# Pinarello Marvel Vs. Dogma 60.1



## marathoner81 (May 8, 2015)

Hi,

I have decided to upgrade my F4:13 to a newer model.
for the same amount I'm able to choose a 2012 Dogma 60.1, or a 2015 Marvel.

Both with the same setup (completely new ultegra 11) and wheels (Campy shamal ultra).

I realize the Dogma is considered "better", and paid a deposit for that model.

However, Now I'm not sure if what was considered a "top-model" in 2012 (Dogma) is still capable of topping a 2015 "budget" model, like the marvel - in terms of technology mostly.

In addition, the marvel comes with warranty, and the Dogma doesn't.

I'll appreciate your thoughts and inputs...

Thanks.


----------



## MMsRepBike (Apr 1, 2014)

Why does the Dogma frame not have a warranty?

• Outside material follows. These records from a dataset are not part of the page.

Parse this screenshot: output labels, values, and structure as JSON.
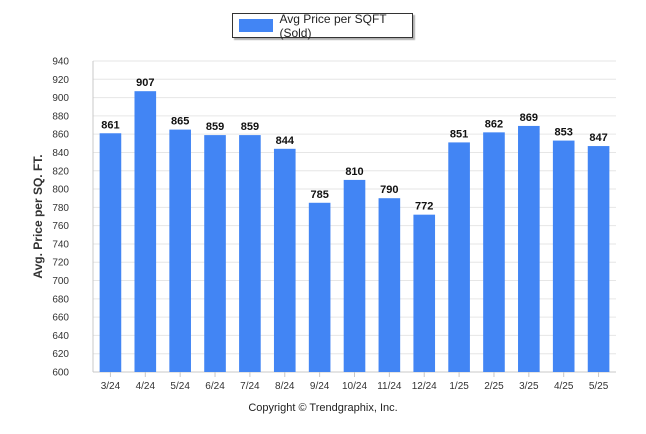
{
  "chart_data": {
    "type": "bar",
    "categories": [
      "3/24",
      "4/24",
      "5/24",
      "6/24",
      "7/24",
      "8/24",
      "9/24",
      "10/24",
      "11/24",
      "12/24",
      "1/25",
      "2/25",
      "3/25",
      "4/25",
      "5/25"
    ],
    "series": [
      {
        "name": "Avg Price per SQFT (Sold)",
        "values": [
          861,
          907,
          865,
          859,
          859,
          844,
          785,
          810,
          790,
          772,
          851,
          862,
          869,
          853,
          847
        ]
      }
    ],
    "ylabel": "Avg. Price per SQ. FT.",
    "xlabel": "",
    "ylim": [
      600,
      940
    ],
    "ytick_step": 20,
    "grid": true,
    "legend_position": "top-center",
    "bar_color": "#4285f4",
    "data_labels": true
  },
  "footer": {
    "copyright": "Copyright © Trendgraphix, Inc."
  }
}
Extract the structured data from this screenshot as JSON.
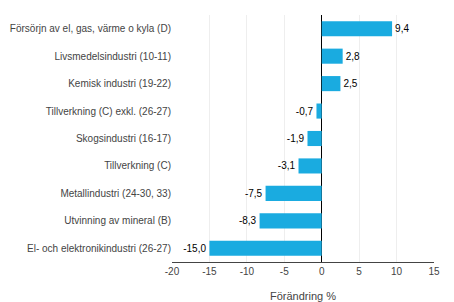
{
  "chart_data": {
    "type": "bar",
    "orientation": "horizontal",
    "categories": [
      "El- och elektronikindustri (26-27)",
      "Utvinning av mineral (B)",
      "Metallindustri (24-30, 33)",
      "Tillverkning (C)",
      "Skogsindustri (16-17)",
      "Tillverkning (C) exkl. (26-27)",
      "Kemisk industri (19-22)",
      "Livsmedelsindustri (10-11)",
      "Försörjn av el, gas, värme o kyla (D)"
    ],
    "values": [
      -15.0,
      -8.3,
      -7.5,
      -3.1,
      -1.9,
      -0.7,
      2.5,
      2.8,
      9.4
    ],
    "value_labels": [
      "-15,0",
      "-8,3",
      "-7,5",
      "-3,1",
      "-1,9",
      "-0,7",
      "2,5",
      "2,8",
      "9,4"
    ],
    "data_labels": true,
    "color": "#1AABE0",
    "xlabel": "Förändring %",
    "xlim": [
      -20,
      15
    ],
    "xticks": [
      -20,
      -15,
      -10,
      -5,
      0,
      5,
      10,
      15
    ],
    "grid": true
  }
}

I'd get the Marvel. The Marvel is in no way a 'budget' model. It is the think 2 Paris with a new name. It's actually the top new frame in the lineup under the new 8s once you can figure everything out. 

F8 is all new
K8 and K8S are all new
Dogma 65.1 and Prince are the same bike with different carbon, old frame design
Dogma K is an old frame design
Marvel was created in 2014 as the new think 2 Paris


----------



## marathoner81 (May 8, 2015)

Thanks,

It doesn't have a warranty because it's used (yet bought from the rep.)


----------



## antihero77 (Jul 26, 2011)

Get a Paris way better then either mentioned. And you can get a 2013 or 14 at a great price. Marvel is really heavy. My two cents. Not looking for a fight anyone.


----------



## MMsRepBike (Apr 1, 2014)

The Marvel is the 2014 Paris frame just different carbon.
(I own and ride a 2013 Paris by the way and love it)

Being that the Dogma is used I wouldn't even consider it vs. a new Marvel personally.


----------



## marathoner81 (May 8, 2015)

Well, since it's 3 years old frame, and the rest is brand new.... 
maybe it's an opportunity to have a truly fantastic frame?

Darn it... I don't know, still haven't made up my mind :/


----------



## calfonso (Oct 17, 2014)

*marvel*

I have a 2014 Marvel and absolutely love my bike!!!! Its comfortable, climbs incredibly well and descends and corners like its on rails.




marathoner81 said:


> Well, since it's 3 years old frame, and the rest is brand new....
> maybe it's an opportunity to have a truly fantastic frame?
> 
> Darn it... I don't know, still haven't made up my mind :/


----------



## Donn12 (Apr 10, 2012)

I would ride both but I think I would go with a Dogma....I would think it would be quite a bit stiffer and feel better.


----------



## marathoner81 (May 8, 2015)

So,

It seems we are talking about the Dogma 2 (rather then the 2011 60.1).

Not sure if there is any difference but... What the heck. I only live once :aureola:


----------



## tottenham21 (Nov 8, 2011)

I got a 2015 Rokh and couldn't be happier


----------



## bing181 (Oct 17, 2005)

tottenham21 said:


> I got a 2015 Rokh and couldn't be happier


Add me as well. Bought it almost by accident, without even trying it. Blown away. Did a (very) hilly century last week, one I've done a few times. The difference between how I felt at the end with my previous bike (very nice Look ...) was night and day.


----------